Effect of rising R-curve behavior on the high-temperature delayed-failure resistance of Si3N4 ceramics under elastic slow-crack-growth regime

The effect of a rising R-curve behavior on the high-temperature lifetime and daw-tolerance of Si3N4 ceramics has been systematically investigated. Extensive mechanical testing was pursued at 1400 degrees C, typical temperature at which the selected materials fractured under the elastic slow-crack-growth (SCG) regime (i.e., with negligible plastic strain). Hot-isostatically pressed (HIP) Si3N4, its WC-platelet, SiC-platelet and SiC particulate composites were selected for this basic investigation.
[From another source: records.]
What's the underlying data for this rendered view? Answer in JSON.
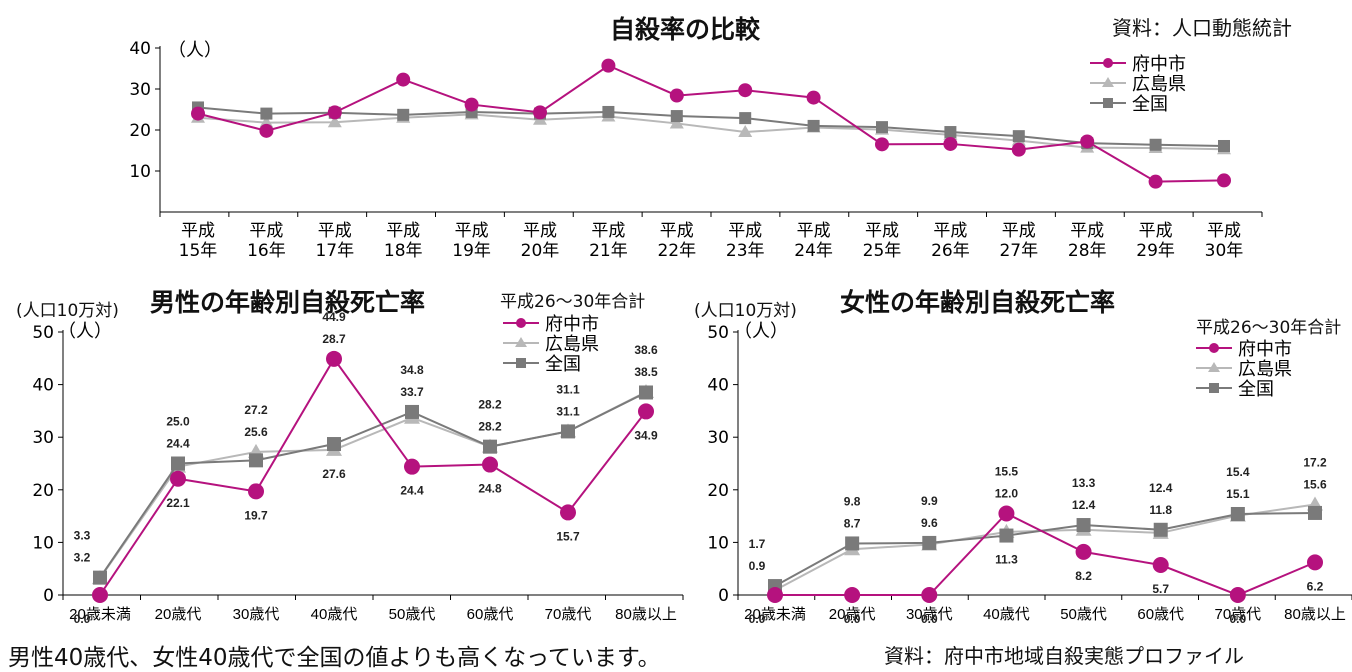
{
  "chart_data": [
    {
      "type": "line",
      "title": "自殺率の比較",
      "source": "資料：人口動態統計",
      "y_unit": "（人）",
      "categories": [
        [
          "平成",
          "15年"
        ],
        [
          "平成",
          "16年"
        ],
        [
          "平成",
          "17年"
        ],
        [
          "平成",
          "18年"
        ],
        [
          "平成",
          "19年"
        ],
        [
          "平成",
          "20年"
        ],
        [
          "平成",
          "21年"
        ],
        [
          "平成",
          "22年"
        ],
        [
          "平成",
          "23年"
        ],
        [
          "平成",
          "24年"
        ],
        [
          "平成",
          "25年"
        ],
        [
          "平成",
          "26年"
        ],
        [
          "平成",
          "27年"
        ],
        [
          "平成",
          "28年"
        ],
        [
          "平成",
          "29年"
        ],
        [
          "平成",
          "30年"
        ]
      ],
      "ylim": [
        0,
        40
      ],
      "yticks": [
        10,
        20,
        30,
        40
      ],
      "legend_position": "top-right",
      "series": [
        {
          "name": "府中市",
          "color": "#b5127e",
          "marker": "circle",
          "values": [
            24.0,
            19.8,
            24.3,
            32.3,
            26.2,
            24.3,
            35.7,
            28.4,
            29.7,
            27.9,
            16.5,
            16.6,
            15.2,
            17.2,
            7.4,
            7.7
          ]
        },
        {
          "name": "広島県",
          "color": "#b8b8b8",
          "marker": "triangle",
          "values": [
            23.0,
            21.8,
            21.9,
            23.0,
            23.8,
            22.5,
            23.3,
            21.6,
            19.5,
            20.6,
            20.1,
            18.8,
            17.4,
            15.7,
            15.6,
            15.3
          ]
        },
        {
          "name": "全国",
          "color": "#7a7a7a",
          "marker": "square",
          "values": [
            25.5,
            24.0,
            24.2,
            23.7,
            24.4,
            24.0,
            24.4,
            23.4,
            22.9,
            21.0,
            20.7,
            19.5,
            18.5,
            16.8,
            16.4,
            16.1
          ]
        }
      ]
    },
    {
      "type": "line",
      "title": "男性の年齢別自殺死亡率",
      "subtitle": "平成26～30年合計",
      "y_unit_top": "(人口10万対)",
      "y_unit": "（人）",
      "categories": [
        "20歳未満",
        "20歳代",
        "30歳代",
        "40歳代",
        "50歳代",
        "60歳代",
        "70歳代",
        "80歳以上"
      ],
      "ylim": [
        0,
        50
      ],
      "yticks": [
        0,
        10,
        20,
        30,
        40,
        50
      ],
      "legend_position": "top-center",
      "series": [
        {
          "name": "府中市",
          "color": "#b5127e",
          "marker": "circle",
          "values": [
            0.0,
            22.1,
            19.7,
            44.9,
            24.4,
            24.8,
            15.7,
            34.9
          ]
        },
        {
          "name": "広島県",
          "color": "#b8b8b8",
          "marker": "triangle",
          "values": [
            3.2,
            24.4,
            27.2,
            27.6,
            33.7,
            28.2,
            31.1,
            38.6
          ]
        },
        {
          "name": "全国",
          "color": "#7a7a7a",
          "marker": "square",
          "values": [
            3.3,
            25.0,
            25.6,
            28.7,
            34.8,
            28.2,
            31.1,
            38.5
          ]
        }
      ],
      "data_labels": [
        [
          "3.3",
          "3.2",
          "0.0"
        ],
        [
          "25.0",
          "24.4",
          "22.1"
        ],
        [
          "27.2",
          "25.6",
          "19.7"
        ],
        [
          "44.9",
          "28.7",
          "27.6"
        ],
        [
          "34.8",
          "33.7",
          "24.4"
        ],
        [
          "28.2",
          "28.2",
          "24.8"
        ],
        [
          "31.1",
          "31.1",
          "15.7"
        ],
        [
          "38.6",
          "38.5",
          "34.9"
        ]
      ]
    },
    {
      "type": "line",
      "title": "女性の年齢別自殺死亡率",
      "subtitle": "平成26～30年合計",
      "y_unit_top": "(人口10万対)",
      "y_unit": "（人）",
      "categories": [
        "20歳未満",
        "20歳代",
        "30歳代",
        "40歳代",
        "50歳代",
        "60歳代",
        "70歳代",
        "80歳以上"
      ],
      "ylim": [
        0,
        50
      ],
      "yticks": [
        0,
        10,
        20,
        30,
        40,
        50
      ],
      "legend_position": "top-right",
      "series": [
        {
          "name": "府中市",
          "color": "#b5127e",
          "marker": "circle",
          "values": [
            0.0,
            0.0,
            0.0,
            15.5,
            8.2,
            5.7,
            0.0,
            6.2
          ]
        },
        {
          "name": "広島県",
          "color": "#b8b8b8",
          "marker": "triangle",
          "values": [
            0.9,
            8.7,
            9.6,
            12.0,
            12.4,
            11.8,
            15.1,
            17.2
          ]
        },
        {
          "name": "全国",
          "color": "#7a7a7a",
          "marker": "square",
          "values": [
            1.7,
            9.8,
            9.9,
            11.3,
            13.3,
            12.4,
            15.4,
            15.6
          ]
        }
      ],
      "data_labels": [
        [
          "1.7",
          "0.9",
          "0.0"
        ],
        [
          "9.8",
          "8.7",
          "0.0"
        ],
        [
          "9.9",
          "9.6",
          "0.0"
        ],
        [
          "15.5",
          "12.0",
          "11.3"
        ],
        [
          "13.3",
          "12.4",
          "8.2"
        ],
        [
          "12.4",
          "11.8",
          "5.7"
        ],
        [
          "15.4",
          "15.1",
          "0.0"
        ],
        [
          "17.2",
          "15.6",
          "6.2"
        ]
      ]
    }
  ],
  "footer": {
    "note": "男性40歳代、女性40歳代で全国の値よりも高くなっています。",
    "source": "資料：府中市地域自殺実態プロファイル"
  }
}
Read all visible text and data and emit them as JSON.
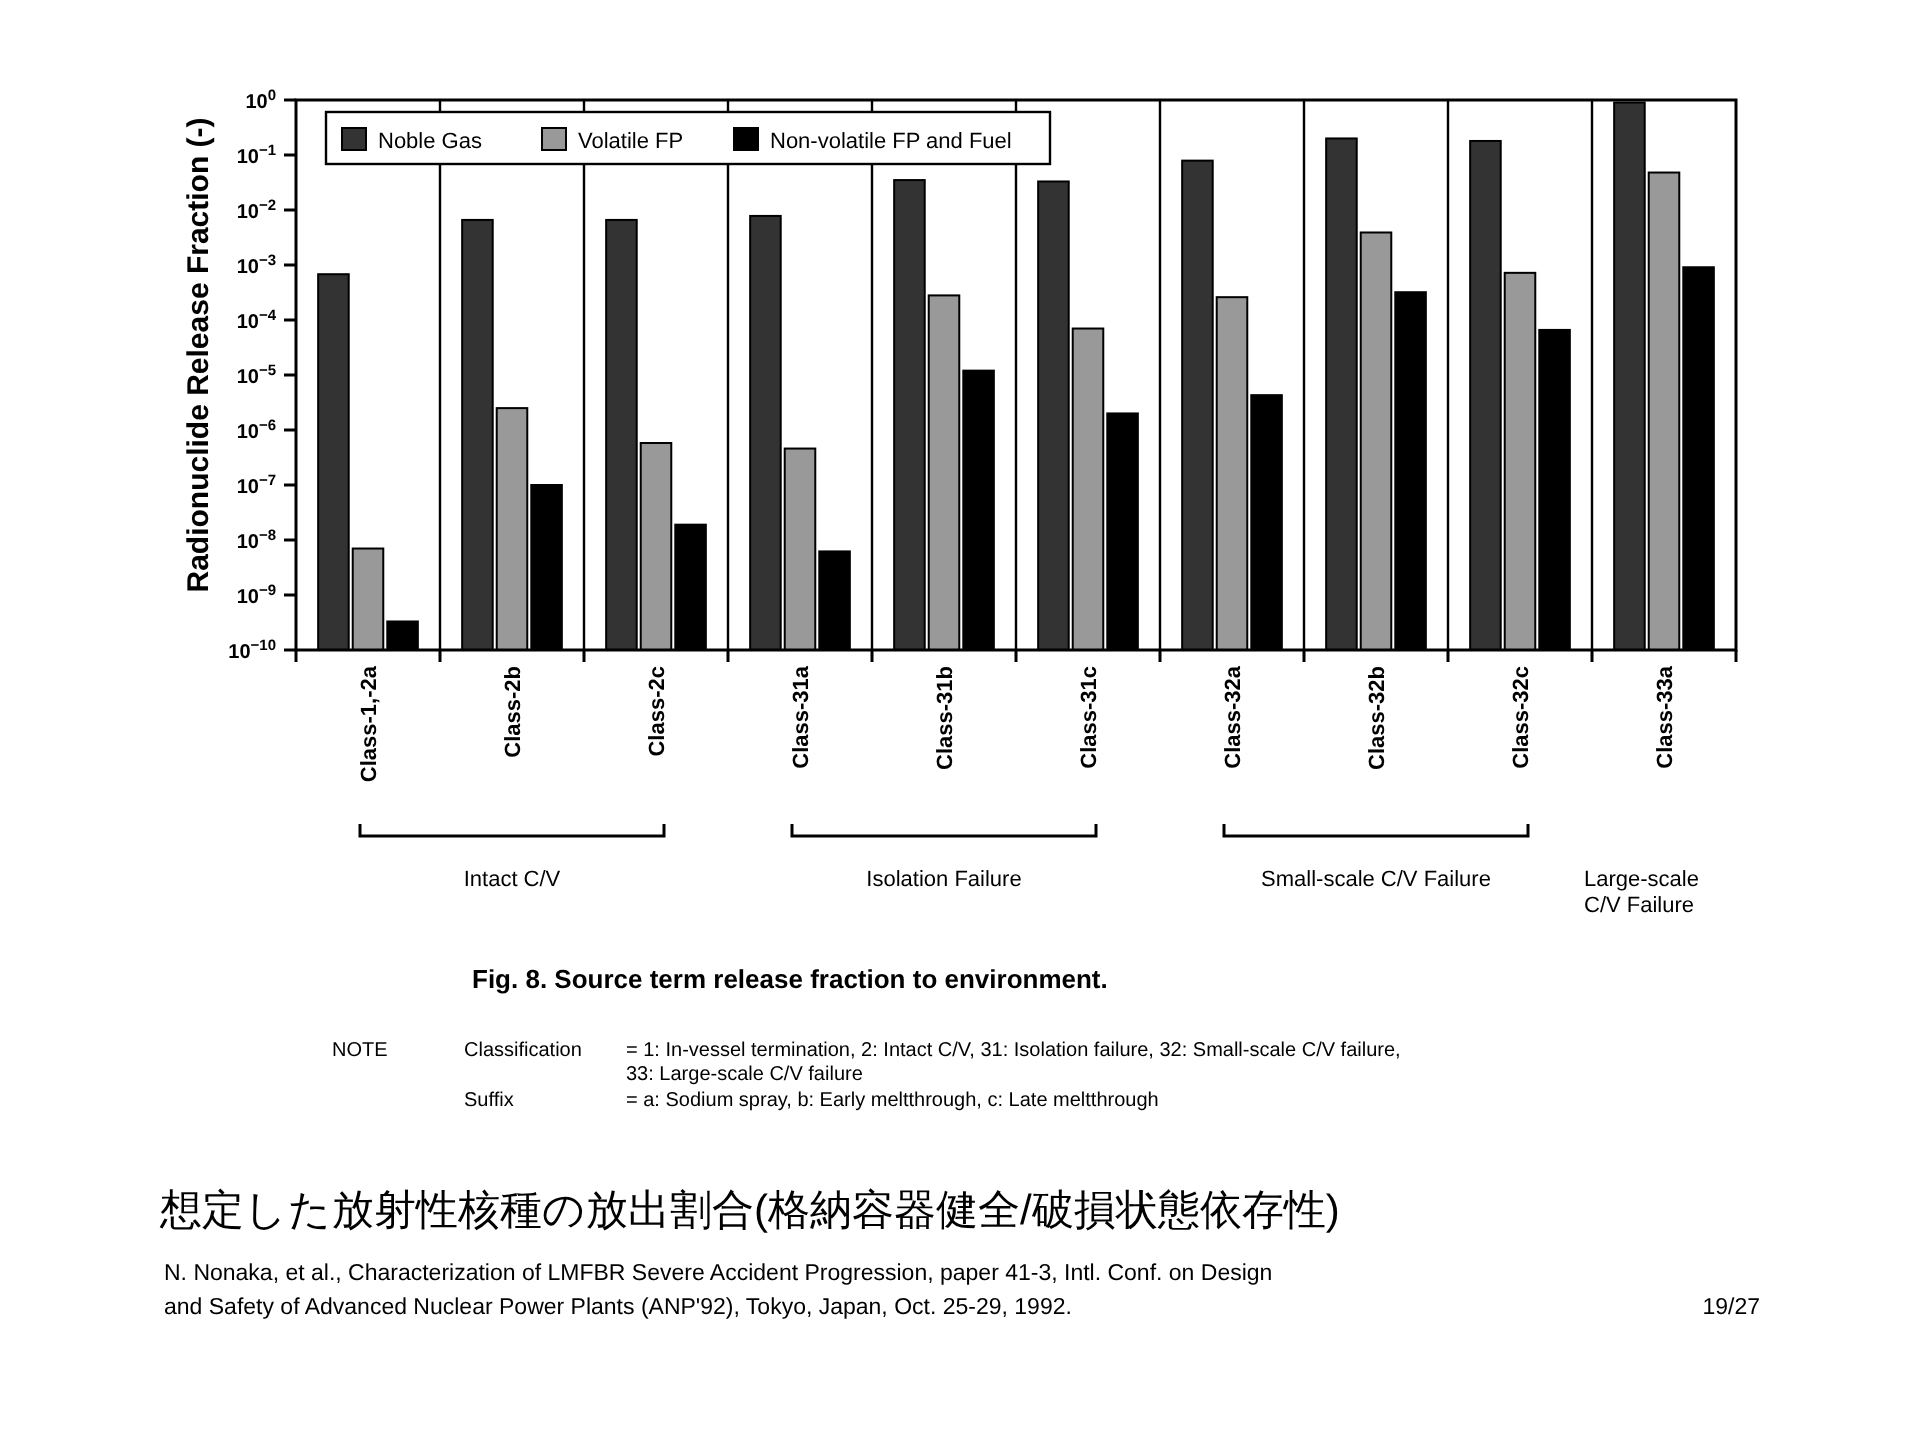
{
  "chart_data": {
    "type": "bar",
    "title": "Fig. 8.      Source term release fraction to environment.",
    "subtitle": "想定した放射性核種の放出割合(格納容器健全/破損状態依存性)",
    "ylabel": "Radionuclide  Release  Fraction  (-)",
    "categories": [
      "Class-1,-2a",
      "Class-2b",
      "Class-2c",
      "Class-31a",
      "Class-31b",
      "Class-31c",
      "Class-32a",
      "Class-32b",
      "Class-32c",
      "Class-33a"
    ],
    "series": [
      {
        "name": "Noble Gas",
        "color": "#333333",
        "values": [
          0.00068,
          0.0066,
          0.0066,
          0.0078,
          0.035,
          0.033,
          0.079,
          0.2,
          0.18,
          0.9
        ]
      },
      {
        "name": "Volatile FP",
        "color": "#999999",
        "values": [
          7e-09,
          2.5e-06,
          5.8e-07,
          4.6e-07,
          0.00028,
          7e-05,
          0.00026,
          0.0039,
          0.00072,
          0.048
        ]
      },
      {
        "name": "Non-volatile FP and Fuel",
        "color": "#000000",
        "values": [
          3.3e-10,
          1e-07,
          1.9e-08,
          6.2e-09,
          1.2e-05,
          2e-06,
          4.3e-06,
          0.00032,
          6.6e-05,
          0.00091
        ]
      }
    ],
    "log": true,
    "ylim": [
      1e-10,
      1
    ],
    "yticks": [
      {
        "value": 1,
        "label": "10$^{0}$"
      },
      {
        "value": 0.1,
        "label": "10$^{−1}$"
      },
      {
        "value": 0.01,
        "label": "10$^{−2}$"
      },
      {
        "value": 0.001,
        "label": "10$^{−3}$"
      },
      {
        "value": 0.0001,
        "label": "10$^{−4}$"
      },
      {
        "value": 1e-05,
        "label": "10$^{−5}$"
      },
      {
        "value": 1e-06,
        "label": "10$^{−6}$"
      },
      {
        "value": 1e-07,
        "label": "10$^{−7}$"
      },
      {
        "value": 1e-08,
        "label": "10$^{−8}$"
      },
      {
        "value": 1e-09,
        "label": "10$^{−9}$"
      },
      {
        "value": 1e-10,
        "label": "10$^{−10}$"
      }
    ],
    "grid": "x",
    "legend": "top left",
    "annotations": [
      "Intact C/V",
      "Isolation Failure",
      "Small-scale C/V Failure",
      "Large-scale C/V Failure",
      "NOTE",
      "Classification",
      "= 1: In-vessel termination, 2: Intact C/V, 31: Isolation failure, 32: Small-scale C/V failure,",
      "33: Large-scale C/V failure",
      "Suffix",
      "= a: Sodium spray, b: Early meltthrough, c: Late meltthrough",
      "N. Nonaka, et al., Characterization of LMFBR Severe Accident Progression, paper 41-3, Intl. Conf. on Design",
      "and Safety of Advanced Nuclear Power Plants (ANP'92), Tokyo, Japan, Oct. 25-29, 1992.",
      "19/27"
    ]
  }
}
All the composites investigated contained the same volume fraction (i.e., 25%) of reinforcing phase and were fully dense after the HIP process without external addition of densification agents. This latter important processing circumstance has made available materials which, besides having the same grain-boundary structure and, hence, the same intrinsic thermo-mechanical response of the grain boundaries at high temperature, showed different R-curve behaviors. It was systematically found that the rising R-curve, especially pronounced in composites reinforced with high-aspect-ratio platelets, provided a positive effect on lifetime and flaw-tolerance. From the theoretical side, both the lifetime elongation and the improved flaw-tolerance were well explained by an algorithm incorporating into the mechanical driving force acting on the crack tip, the closure-field contribution due to the rising R-curve behavior of the material.